Republicans on the campaign trail are criticizing Minnesota Democratic Gov. Tim Walz, Vice President Kamala Harris’ running mate, for signing legislation that provides free tampons and pads in school bathrooms.
Karoline Leavitt, a spokesperson for former President Donald Trump’s campaign, took to Fox News this week to criticize Walz’s policies as being too left-leaning. For instance, Leavitt linked a Minnesota law aimed at making menstrual products accessible to students to transgender health care for teens, the latter of which GOP lawmakers have opposed.

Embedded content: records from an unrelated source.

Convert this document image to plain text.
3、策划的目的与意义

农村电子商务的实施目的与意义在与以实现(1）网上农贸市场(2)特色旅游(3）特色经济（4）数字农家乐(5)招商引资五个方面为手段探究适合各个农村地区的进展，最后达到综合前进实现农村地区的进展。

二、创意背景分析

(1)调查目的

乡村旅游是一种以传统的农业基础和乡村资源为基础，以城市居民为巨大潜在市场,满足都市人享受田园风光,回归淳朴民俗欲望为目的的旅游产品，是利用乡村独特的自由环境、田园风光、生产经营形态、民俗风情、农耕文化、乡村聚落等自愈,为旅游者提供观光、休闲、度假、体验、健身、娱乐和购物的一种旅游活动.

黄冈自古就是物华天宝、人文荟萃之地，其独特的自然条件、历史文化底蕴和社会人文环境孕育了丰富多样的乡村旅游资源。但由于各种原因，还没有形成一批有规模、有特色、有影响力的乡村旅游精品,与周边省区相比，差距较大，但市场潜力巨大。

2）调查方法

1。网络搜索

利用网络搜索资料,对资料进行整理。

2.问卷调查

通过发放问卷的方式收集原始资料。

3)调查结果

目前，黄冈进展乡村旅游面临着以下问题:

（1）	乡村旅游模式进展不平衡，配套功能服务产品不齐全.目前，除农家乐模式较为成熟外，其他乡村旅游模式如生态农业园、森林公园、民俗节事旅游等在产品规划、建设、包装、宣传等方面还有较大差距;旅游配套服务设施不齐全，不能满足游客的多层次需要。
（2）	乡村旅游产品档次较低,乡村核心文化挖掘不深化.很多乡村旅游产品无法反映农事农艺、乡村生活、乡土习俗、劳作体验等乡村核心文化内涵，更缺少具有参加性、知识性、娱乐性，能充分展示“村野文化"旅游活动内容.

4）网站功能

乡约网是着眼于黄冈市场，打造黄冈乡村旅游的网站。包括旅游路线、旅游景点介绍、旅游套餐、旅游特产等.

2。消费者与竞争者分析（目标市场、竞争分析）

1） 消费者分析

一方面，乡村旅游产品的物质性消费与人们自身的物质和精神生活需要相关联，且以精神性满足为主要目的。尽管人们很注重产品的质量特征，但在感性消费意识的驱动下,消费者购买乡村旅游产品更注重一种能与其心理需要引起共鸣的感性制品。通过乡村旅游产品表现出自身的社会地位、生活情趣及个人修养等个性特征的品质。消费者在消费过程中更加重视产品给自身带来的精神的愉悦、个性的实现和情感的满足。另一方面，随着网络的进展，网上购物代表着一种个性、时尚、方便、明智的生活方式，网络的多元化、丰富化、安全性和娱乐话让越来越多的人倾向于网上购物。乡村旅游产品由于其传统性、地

“As a woman, I think there is no greater threat to our health than leaders who support gender-transition surgeries for young minors, who support putting tampons in men’s bathrooms in public schools,” Leavitt said. “Those are radical policies that Tim Walz supports. He actually signed a bill to do that.”

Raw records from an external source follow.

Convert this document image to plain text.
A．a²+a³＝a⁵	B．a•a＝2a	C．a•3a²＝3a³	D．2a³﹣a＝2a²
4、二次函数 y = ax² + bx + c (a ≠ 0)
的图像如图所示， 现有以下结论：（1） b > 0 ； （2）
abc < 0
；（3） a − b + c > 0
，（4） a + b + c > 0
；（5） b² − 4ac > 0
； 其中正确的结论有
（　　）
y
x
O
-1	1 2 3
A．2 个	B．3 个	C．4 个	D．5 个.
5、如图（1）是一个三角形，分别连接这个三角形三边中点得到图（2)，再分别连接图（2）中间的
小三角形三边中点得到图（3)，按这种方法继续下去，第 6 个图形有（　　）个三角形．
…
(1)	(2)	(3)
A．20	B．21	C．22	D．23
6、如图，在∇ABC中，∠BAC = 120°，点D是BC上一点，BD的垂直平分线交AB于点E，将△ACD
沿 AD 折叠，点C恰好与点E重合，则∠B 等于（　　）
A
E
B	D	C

Conservatives mocking the legislation argue that tampons are being placed in boys’ bathrooms, but nothing in the law explicitly states that. Instead, the measure uses gender-neutral language: “A school district or charter school must provide students access to menstrual products at no charge. The products must be available to all menstruating students in restrooms regularly used by students in grades 4 to 12 according to a plan developed by the school district.”
According to the Alliance for Period Supplies, 28 states and Washington, D.C., have laws that help students get access to period products at no cost. Policies aimed at eliminating sales taxes on period products — Minnesota was the first state to do so in 1981 — have faced broader support in Republican-led states lately. South Carolina, Texas and Nebraska, which all passed abortion restrictions in recent years, were the latest states to make tampons, pads and the like tax-exempt.
Still, conservative firebrands, such as former Trump adviser Stephen Miller, started using the moniker “Tampon Tim” to refer to Walz and sharing an image of Walz’s face photoshopped on a Tampax box. But Democrats have somewhat reclaimed the insult, using the jabs to highlight menstrual equity policies instead.
On Wednesday, former Democratic presidential candidate Hillary Clinton wrote on X, “How nice of the Trump camp to help publicize Gov. Tim Walz’s compassionate and common-sense policy of providing free menstrual products to students in Minnesota public schools! Let’s do this everywhere.”
Minnesota Rep. Sandra Feist, one of the proposal’s initial supporters, chimed in, too. “This law exemplifies what we can accomplish when we listen to students to address their needs. Excited to see MN representation at the top of the ticket! #TamponTim,” Feist wrote on X.
The period products measure passed as part of a large education bill that increased K-12 spending by $2.3 billion and early childhood education by $300 million, Minnesota Reformer reported. Some school districts complained that too much of the funding went to mandates like stocking the menstrual products in bathrooms.
Nationally, efforts to make menstrual items accessible to students haven’t gone without controversy or roadblocks. In June, Florida Republican Gov. Ron DeSantis vetoed a bill that would have launched a period product pilot program, even though the legislation had bipartisan support.
The Pennsylvania House recently passed a bill that would make pads and tampons free for public school students. One GOP lawmaker disagreed with the phrase “menstruating people” in the bill’s language and also said the legislation was “just another step by the governor and Democrats to have government provide everything for you, which leads to communism,” according to the Pennsylvania Capital-Star.
Last year, an Oregon Republican introduced a bill that would have removed a requirement for boys’ bathrooms to stock tampons and pads. A 2021 law required schools to stock menstrual products in all student restrooms, Oregon Capital Chronicle reported. The bill died in committee.